Abstract

Life threatening impacts of uranium have necessitated its detection and determination in economically feasible way before it arrives in living bodies. Therefore, a new form of UO22+ ion-selective electrode has been fabricated based on membrane of silica/polyaniline core-shell nano-composites, in-spite of traditionally used ionophores, because of intrinsically conducting nature of polyaniline. For the synthesis of these nano-composites, silica has been extracted from rice straw in its cristobalite form, whereas the layer of polyaniline shell has been grafted on silica nanoparticles through in-situ chemical oxidative polymerization technique by cautiously maintaining the electro-active nature of these core-shell nano-composites. The chemical composition, purity, topography, morphology and surface polarity of this nano-composite assembly have been studied through various spectroscopic techniques such as, FT-IR, EDS, FESEM, UV–Vis, DLS and Raman spectroscopy.
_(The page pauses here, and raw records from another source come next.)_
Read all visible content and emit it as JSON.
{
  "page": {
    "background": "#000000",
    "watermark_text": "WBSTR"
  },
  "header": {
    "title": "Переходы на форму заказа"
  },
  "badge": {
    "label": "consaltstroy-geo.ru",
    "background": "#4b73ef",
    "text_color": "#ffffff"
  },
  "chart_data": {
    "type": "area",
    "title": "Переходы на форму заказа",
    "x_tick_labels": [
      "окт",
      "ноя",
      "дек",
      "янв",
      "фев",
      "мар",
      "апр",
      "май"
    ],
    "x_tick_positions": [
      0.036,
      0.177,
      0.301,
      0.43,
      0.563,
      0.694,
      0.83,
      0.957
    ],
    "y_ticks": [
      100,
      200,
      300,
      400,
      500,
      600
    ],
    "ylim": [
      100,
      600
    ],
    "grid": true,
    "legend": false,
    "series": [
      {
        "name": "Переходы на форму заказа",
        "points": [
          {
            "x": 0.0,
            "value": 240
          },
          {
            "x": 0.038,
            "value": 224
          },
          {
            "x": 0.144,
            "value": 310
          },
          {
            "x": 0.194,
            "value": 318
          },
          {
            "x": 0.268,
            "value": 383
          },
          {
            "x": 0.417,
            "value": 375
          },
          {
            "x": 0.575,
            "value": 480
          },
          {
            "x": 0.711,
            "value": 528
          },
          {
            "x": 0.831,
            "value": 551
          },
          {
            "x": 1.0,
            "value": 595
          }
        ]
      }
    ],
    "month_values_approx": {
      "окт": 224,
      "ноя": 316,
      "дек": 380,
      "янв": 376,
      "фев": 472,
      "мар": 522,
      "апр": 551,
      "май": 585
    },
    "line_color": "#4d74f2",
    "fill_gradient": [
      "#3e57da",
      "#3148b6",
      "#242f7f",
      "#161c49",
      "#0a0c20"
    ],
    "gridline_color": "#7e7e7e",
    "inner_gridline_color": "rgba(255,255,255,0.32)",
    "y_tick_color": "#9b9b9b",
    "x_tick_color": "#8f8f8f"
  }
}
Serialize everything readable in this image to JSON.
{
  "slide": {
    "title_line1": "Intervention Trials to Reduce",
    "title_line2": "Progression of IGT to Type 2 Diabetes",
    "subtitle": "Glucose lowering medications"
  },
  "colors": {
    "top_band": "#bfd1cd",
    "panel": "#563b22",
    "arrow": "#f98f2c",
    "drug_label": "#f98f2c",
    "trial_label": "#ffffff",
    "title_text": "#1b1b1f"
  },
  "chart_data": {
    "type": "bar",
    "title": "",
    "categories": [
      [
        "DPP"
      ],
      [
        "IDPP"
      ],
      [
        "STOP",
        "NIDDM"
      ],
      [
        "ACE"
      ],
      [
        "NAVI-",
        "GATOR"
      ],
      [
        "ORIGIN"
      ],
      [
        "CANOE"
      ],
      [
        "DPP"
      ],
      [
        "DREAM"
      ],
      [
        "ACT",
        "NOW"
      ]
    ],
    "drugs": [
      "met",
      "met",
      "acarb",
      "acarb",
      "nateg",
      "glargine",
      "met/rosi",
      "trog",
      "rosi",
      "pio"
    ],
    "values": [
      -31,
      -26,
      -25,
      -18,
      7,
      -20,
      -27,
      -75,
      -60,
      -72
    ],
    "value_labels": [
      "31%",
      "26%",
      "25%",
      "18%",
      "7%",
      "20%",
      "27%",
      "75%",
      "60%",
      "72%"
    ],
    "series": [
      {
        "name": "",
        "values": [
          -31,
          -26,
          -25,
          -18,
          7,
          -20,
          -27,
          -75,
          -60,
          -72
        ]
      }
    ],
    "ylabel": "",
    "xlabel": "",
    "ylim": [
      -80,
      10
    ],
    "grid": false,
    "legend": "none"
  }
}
The results confirm that silica/polyaniline nano-composites have been synthesized with desired semi-cavities and electrostatic surface charge, which is responsible for binding with target cation, i.e., UO22+for its potentiometric determination in aqueous medium even in the presence of interfering metal ions. The designed potentiometric sensor has shown fast and stable linear response in concentration range of 1 × 10−6 to 1 × 10−2 M with the limit of detection of 1.4 × 10−7 M which is 100-folds lower than the detection limit calculated using spectrofluorometry. In addition to this, the proposed UO22+ion-selective electrode has been successfully employed as an indicator electrode for the determination of uranyl ions in complexometric titration and for the estimation of UO22+ions in real life based environmental sample, i.e., soil.